New 90-day terror detention bid
November 17th, 2006
Ministers are likely to try again to extend the limit on police detaining terror suspects without charge to 90 days, Lord Carlile has told the BBC.
The independent reviewer of terror laws said he expected a bill early next year with several “tidying-up measures”.
These might include the 90 day plans which were rejected by Parliament last year, he predicted.
Meanwhile ex-Home Secretary David Blunkett has accepted the public was in danger of having “terror fatigue”.
He told BBC Radio 4’s Today programme that raising awareness to the correct level, without creating panic, was “almost impossible”.
Mr Blunkett also accepted that the fact the government’s intelligence had turned out to be “wrong” about Saddam Hussein’s weapons of mass destruction had “undermined confidence in other parts of the counter-terrorism thrust”.
‘Fill gaps’
Home Secretary John Reid said on Wednesday that the UK faced a “wave” of terrorist plots, prepared strategically and directed from abroad by al-Qaeda.
But no anti-terror bill was included in the Queen’s Speech, as Mr Reid is said to be reviewing options.
The government promised to fill “gaps” in legislation, “taking into account lessons learned” from the alleged airline bombing plot in the summer.

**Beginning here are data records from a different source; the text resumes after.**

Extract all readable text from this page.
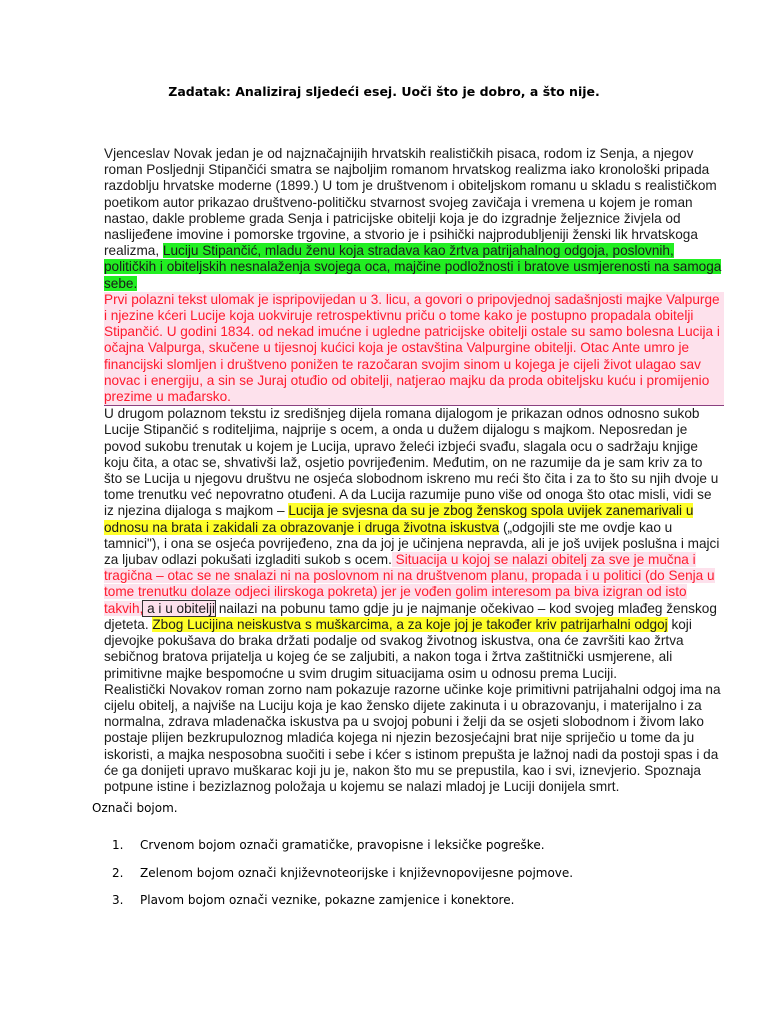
Zadatak: Analiziraj sljedeći esej. Uoči što je dobro, a što nije.

Vjenceslav Novak jedan je od najznačajnijih hrvatskih realističkih pisaca, rodom iz Senja, a njegov roman Posljednji Stipančići smatra se najboljim romanom hrvatskog realizma iako kronološki pripada razdoblju hrvatske moderne (1899.) U tom je društvenom i obiteljskom romanu u skladu s realističkom poetikom autor prikazao društveno-političku stvarnost svojeg zavičaja i vremena u kojem je roman nastao, dakle probleme grada Senja i patricijske obitelji koja je do izgradnje željeznice živjela od naslijeđene imovine i pomorske trgovine, a stvorio je i psihički najprodubljeniji ženski lik hrvatskoga realizma, Luciju Stipančić, mladu ženu koja stradava kao žrtva patrijahalnog odgoja, poslovnih, političkih i obiteljskih nesnalaženja svojega oca, majčine podložnosti i bratove usmjerenosti na samoga sebe.

Prvi polazni tekst ulomak je ispripovijedan u 3. licu, a govori o pripovjednoj sadašnjosti majke Valpurge i njezine kćeri Lucije koja uokviruje retrospektivnu priču o tome kako je postupno propadala obitelji Stipančić. U godini 1834. od nekad imućne i ugledne patricijske obitelji ostale su samo bolesna Lucija i očajna Valpurga, skučene u tijesnoj kućici koja je ostavština Valpurgine obitelji. Otac Ante umro je financijski slomljen i društveno ponižen te razočaran svojim sinom u kojega je cijeli život ulagao sav novac i energiju, a sin se Juraj otuđio od obitelji, natjerao majku da proda obiteljsku kuću i promijenio prezime u mađarsko.

U drugom polaznom tekstu iz središnjeg dijela romana dijalogom je prikazan odnos odnosno sukob Lucije Stipančić s roditeljima, najprije s ocem, a onda u dužem dijalogu s majkom. Neposredan je povod sukobu trenutak u kojem je Lucija, upravo želeći izbjeći svađu, slagala ocu o sadržaju knjige koju čita, a otac se, shvativši laž, osjetio povrijeđenim. Međutim, on ne razumije da je sam kriv za to što se Lucija u njegovu društvu ne osjeća slobodnom iskreno mu reći što čita i za to što su njih dvoje u tome trenutku već nepovratno otuđeni. A da Lucija razumije puno više od onoga što otac misli, vidi se iz njezina dijaloga s majkom – Lucija je svjesna da su je zbog ženskog spola uvijek zanemarivali u odnosu na brata i zakidali za obrazovanje i druga životna iskustva („odgojili ste me ovdje kao u tamnici"), i ona se osjeća povrijeđeno, zna da joj je učinjena nepravda, ali je još uvijek poslušna i majci za ljubav odlazi pokušati izgladiti sukob s ocem. Situacija u kojoj se nalazi obitelj za sve je mučna i tragična – otac se ne snalazi ni na poslovnom ni na društvenom planu, propada i u politici (do Senja u tome trenutku dolaze odjeci ilirskoga pokreta) jer je vođen golim interesom pa biva izigran od isto takvih, a i u obitelji nailazi na pobunu tamo gdje ju je najmanje očekivao – kod svojeg mlađeg ženskog djeteta. Zbog Lucijina neiskustva s muškarcima, a za koje joj je također kriv patrijarhalni odgoj koji djevojke pokušava do braka držati podalje od svakog životnog iskustva, ona će završiti kao žrtva sebičnog bratova prijatelja u kojeg će se zaljubiti, a nakon toga i žrtva zaštitnički usmjerene, ali primitivne majke bespomoćne u svim drugim situacijama osim u odnosu prema Luciji.

Realistički Novakov roman zorno nam pokazuje razorne učinke koje primitivni patrijahalni odgoj ima na cijelu obitelj, a najviše na Luciju koja je kao žensko dijete zakinuta i u obrazovanju, i materijalno i za normalna, zdrava mladenačka iskustva pa u svojoj pobuni i želji da se osjeti slobodnom i živom lako postaje plijen bezkrupuloznog mladića kojega ni njezin bezosjećajni brat nije spriječio u tome da ju iskoristi, a majka nesposobna suočiti i sebe i kćer s istinom prepušta je lažnoj nadi da postoji spas i da će ga donijeti upravo muškarac koji ju je, nakon što mu se prepustila, kao i svi, iznevjerio. Spoznaja potpune istine i bezizlaznog položaja u kojemu se nalazi mladoj je Luciji donijela smrt.

Označi bojom.
1.	Crvenom bojom označi gramatičke, pravopisne i leksičke pogreške.
2.	Zelenom bojom označi književnoteorijske i književnopovijesne pojmove.
3.	Plavom bojom označi veznike, pokazne zamjenice i konektore.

Lord Carlile told BBC Two’s Newsnight programme the options included “giving police powers to take fingerprints on fingerprint scanners at airports and seaports”.
He added: “The government may also include an attempt to return to 90 days’ post-arrest detention.
“If they do that it will, as the home secretary has said, have to be on an evidence base.”
Compromise
Metropolitan Police Commissioner Sir Ian Blair has said an extension should be “examined again in the near future”, with Chancellor Gordon Brown adding that he “completely” agreed with this analysis.
However, Conservative leader David Cameron accused ministers of peddling the “politics of fear”.
The Tories say there should be an extension of the detention limit only if there is “credible evidence” to do so.
Last year, the Tories, the Liberal Democrats and Labour rebels defeated government plans to extend the period to 90 days - Prime Minister Tony Blair’s first Commons loss.
A compromise was eventually agreed to extend it to 28 days, doubling it from the previous 14 days.
Last week, MI5 chief Dame Eliza Manningham-Buller has said the security service knows of 30 terror plots threatening the UK and is keeping 1,600 individuals under surveillance.